Please note this presentation will not be recorded
Associate Professor Miguel Renteria is a Group Leader at QIMR Berghofer in Brisbane. His team works at the intersection of genomics, neuroscience and digital health, with the goal of transforming how we detect, track and treat Parkinson’s disease and related neuropsychiatric symptoms. He is the lead investigator of the Australian Parkinson’s Genetics Study (APGS), a nationwide platform enabling large-scale recruitment, harmonised phenotyping, and collaborative discovery and replication.

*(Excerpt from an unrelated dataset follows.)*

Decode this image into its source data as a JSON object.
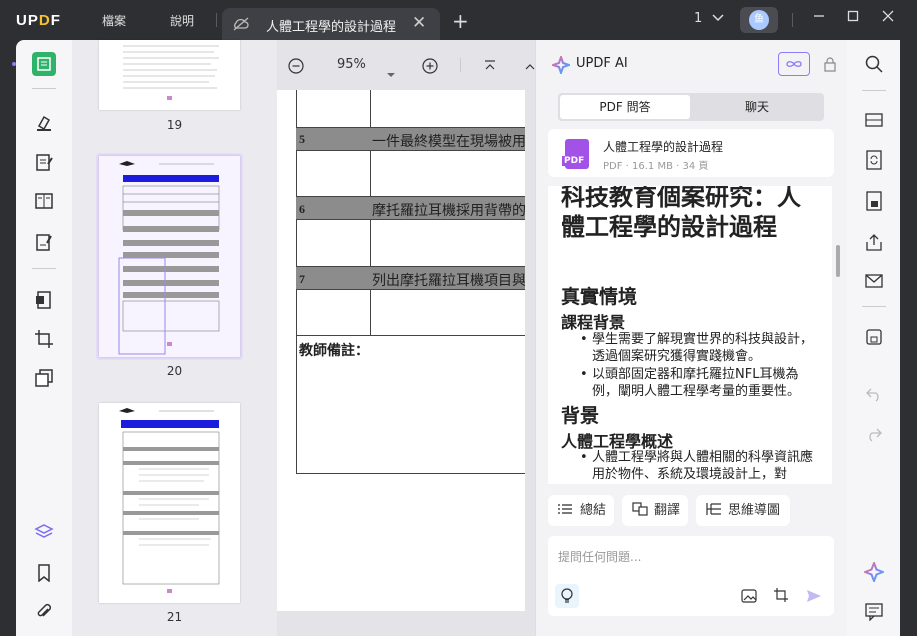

In this seminar he will present recent APGS-enabled contributions to global PD genetics, including our role in the Global Parkinson’s Genetics Program (GP2) and a recent GWAS meta-analysis identifying 134 PD risk loci. How APGS is evolving beyond case–control genetics to enable more informative, longitudinal characterisation of disease heterogeneity and progression will be discussed. A key focus will be integration of scalable digital phenotyping alongside genomics. This includes longitudinal cognitive assessment, speech and language profiling, and smartphone-based and wearable-based sensor measures. He will discuss opportunities for cross-cohort harmonisation, replication, and mechanism-oriented analyses that link genetic risk to trajectories and targetable biology, highlighting how APGS can support collaborative efforts to bridge the gap between research and care.